Interactive playground
Here's a playground where you can experiment with the workflow. Upload your game asset to preprocess it, generate a new version with the desired style, and remove the background if needed. The playground is divided into three tabs. Each playground contains a set of hidden parameters that will be used to run the workflow. You can modify the visible parameters to experiment with different settings.
You can also explore this workflow in our full-featured playground, available inside the dashboard. It offers the same tools with a more flexible interface, making it easy to upload assets, adjust parameters, and iterate on results in one place.
Conclusion
Using ControlNet with Canny edge detection gives you a reliable way to transform game assets while keeping their structure intact. You can swap styles, add detail, or create entire item sets without losing the shapes and silhouettes that tie everything together.
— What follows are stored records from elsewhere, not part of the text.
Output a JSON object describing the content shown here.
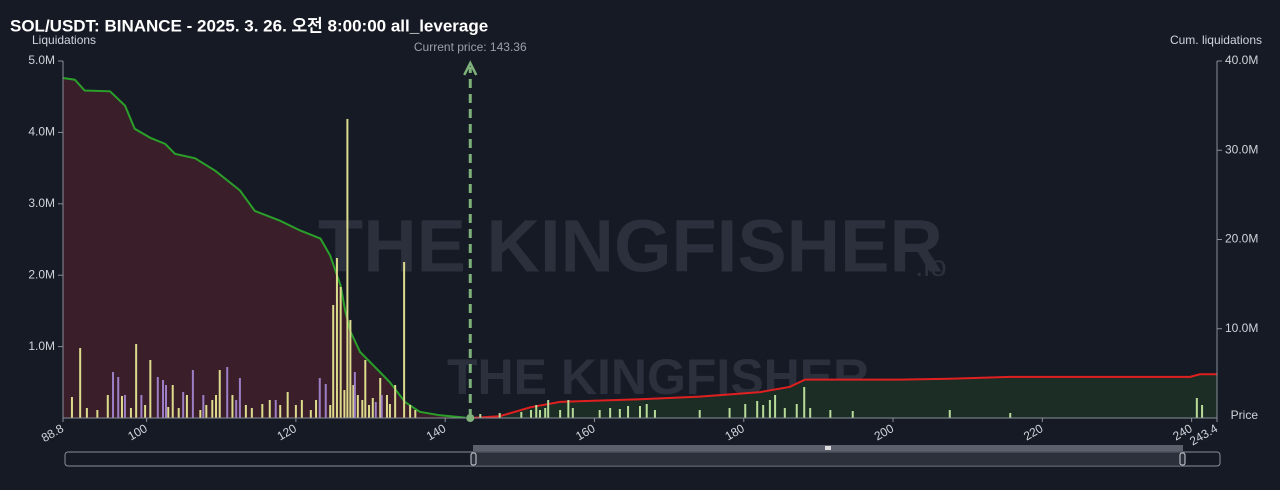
{
  "chart_data": {
    "type": "liquidation",
    "title": "SOL/USDT: BINANCE - 2025. 3. 26. 오전 8:00:00 all_leverage",
    "y_label": "Liquidations",
    "y2_label": "Cum. liquidations",
    "x_label": "Price",
    "watermark": [
      "THE KINGFISHER",
      ".io"
    ],
    "annotation": {
      "label": "Current price: 143.36",
      "value": 143.36,
      "color": "#7fb27a"
    },
    "xlim": [
      88.8,
      243.4
    ],
    "ylim": [
      0,
      5000000
    ],
    "y2lim": [
      0,
      40000000
    ],
    "xticks": [
      88.8,
      100,
      120,
      140,
      160,
      180,
      200,
      220,
      240,
      243.4
    ],
    "yticks": [
      {
        "value": 1000000,
        "label": "1.0M"
      },
      {
        "value": 2000000,
        "label": "2.0M"
      },
      {
        "value": 3000000,
        "label": "3.0M"
      },
      {
        "value": 4000000,
        "label": "4.0M"
      },
      {
        "value": 5000000,
        "label": "5.0M"
      }
    ],
    "y2ticks": [
      {
        "value": 10000000,
        "label": "10.0M"
      },
      {
        "value": 20000000,
        "label": "20.0M"
      },
      {
        "value": 30000000,
        "label": "30.0M"
      },
      {
        "value": 40000000,
        "label": "40.0M"
      }
    ],
    "series": [
      {
        "type": "area",
        "axis": "y2",
        "color": "#2aa02a",
        "fill": "#3a1e29",
        "x": [
          88.8,
          90.4,
          91.7,
          95.1,
          97.1,
          98.4,
          100.5,
          102.5,
          103.8,
          106.5,
          109.2,
          112.5,
          114.5,
          117.9,
          120.6,
          123.3,
          124.6,
          126.0,
          126.6,
          127.3,
          128.6,
          130.6,
          132.6,
          134.6,
          136.6,
          139.3,
          142.7
        ],
        "values": [
          38100000,
          37900000,
          36700000,
          36600000,
          35000000,
          32400000,
          31400000,
          30700000,
          29600000,
          29100000,
          27700000,
          25500000,
          23200000,
          22100000,
          21000000,
          20100000,
          18200000,
          14800000,
          12000000,
          9700000,
          7400000,
          5700000,
          4000000,
          1800000,
          700000,
          300000,
          50000
        ]
      },
      {
        "type": "area",
        "axis": "y2",
        "color": "#e02020",
        "fill": "#1b2d25",
        "x": [
          143.4,
          147.3,
          151.4,
          155.4,
          166.1,
          174.1,
          182.2,
          186.2,
          188.2,
          200.9,
          207.6,
          215.7,
          239.8,
          241.1,
          243.4
        ],
        "values": [
          0,
          200000,
          1200000,
          1800000,
          2100000,
          2400000,
          2900000,
          3500000,
          4300000,
          4300000,
          4400000,
          4600000,
          4600000,
          4900000,
          4900000
        ]
      },
      {
        "type": "bar",
        "color": "#dcdc8c",
        "x": [
          90.0,
          91.1,
          92.0,
          93.4,
          94.8,
          96.7,
          97.9,
          98.6,
          99.8,
          100.5,
          102.9,
          103.5,
          104.3,
          105.4,
          107.2,
          108.0,
          108.8,
          109.3,
          109.8,
          111.5,
          113.3,
          114.1,
          115.5,
          116.5,
          117.9,
          118.9,
          120.0,
          120.8,
          122.0,
          122.7,
          124.6,
          125.0,
          125.5,
          126.0,
          126.5,
          126.9,
          127.3,
          127.7,
          128.3,
          128.9,
          129.3,
          129.8,
          130.3,
          131.3,
          132.2,
          132.6,
          133.3,
          134.5,
          135.3,
          136.0
        ],
        "values": [
          294000,
          980000,
          140000,
          112000,
          322000,
          308000,
          140000,
          1036000,
          182000,
          812000,
          154000,
          462000,
          140000,
          322000,
          112000,
          182000,
          252000,
          322000,
          672000,
          322000,
          182000,
          140000,
          196000,
          252000,
          182000,
          364000,
          182000,
          252000,
          112000,
          252000,
          182000,
          1583000,
          2241000,
          1835000,
          392000,
          4188000,
          1373000,
          462000,
          322000,
          252000,
          812000,
          182000,
          280000,
          560000,
          322000,
          196000,
          462000,
          2185000,
          182000,
          112000
        ]
      },
      {
        "type": "bar",
        "color": "#9c7fc6",
        "x": [
          95.5,
          96.2,
          97.1,
          99.3,
          101.5,
          102.2,
          102.6,
          104.9,
          106.2,
          107.6,
          110.8,
          112.0,
          112.5,
          117.3,
          123.2,
          124.0,
          127.9,
          130.7,
          131.5
        ],
        "values": [
          644000,
          574000,
          322000,
          322000,
          574000,
          532000,
          462000,
          364000,
          672000,
          322000,
          714000,
          252000,
          560000,
          252000,
          560000,
          476000,
          644000,
          224000,
          322000
        ]
      },
      {
        "type": "bar",
        "color": "#b8dc98",
        "x": [
          144.7,
          147.3,
          150.2,
          151.5,
          152.2,
          152.7,
          153.4,
          153.8,
          155.4,
          156.5,
          157.1,
          160.7,
          162.1,
          163.4,
          164.5,
          166.1,
          167.0,
          168.1,
          174.1,
          178.1,
          180.2,
          181.8,
          182.6,
          183.5,
          184.2,
          185.5,
          187.1,
          188.1,
          188.9,
          191.6,
          194.6,
          207.6,
          215.7,
          240.7,
          241.4
        ],
        "values": [
          56000,
          70000,
          84000,
          112000,
          182000,
          112000,
          140000,
          252000,
          112000,
          252000,
          140000,
          112000,
          140000,
          126000,
          168000,
          168000,
          196000,
          112000,
          112000,
          140000,
          196000,
          238000,
          182000,
          252000,
          322000,
          140000,
          196000,
          434000,
          140000,
          112000,
          98000,
          112000,
          70000,
          280000,
          182000
        ]
      }
    ]
  }
}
The key strength here is consistency at scale. Once you’ve set up your workflow, generating dozens of cohesive items becomes a repeatable process, not a manual one-off task. That means fewer bottlenecks, more room for creative direction, and faster turnaround during prototyping or asset expansion.
This setup works especially well when you:
- Need variations of the same object (like biome-specific versions of an item).
- Want to apply a new visual theme across existing assets.
- Care about speed without sacrificing visual coherence.
Tweak the prompts and adjust the parameters sensitivity to fit your needs. Once dialed in, this approach doesn’t just enhance your pipeline, it simplifies it.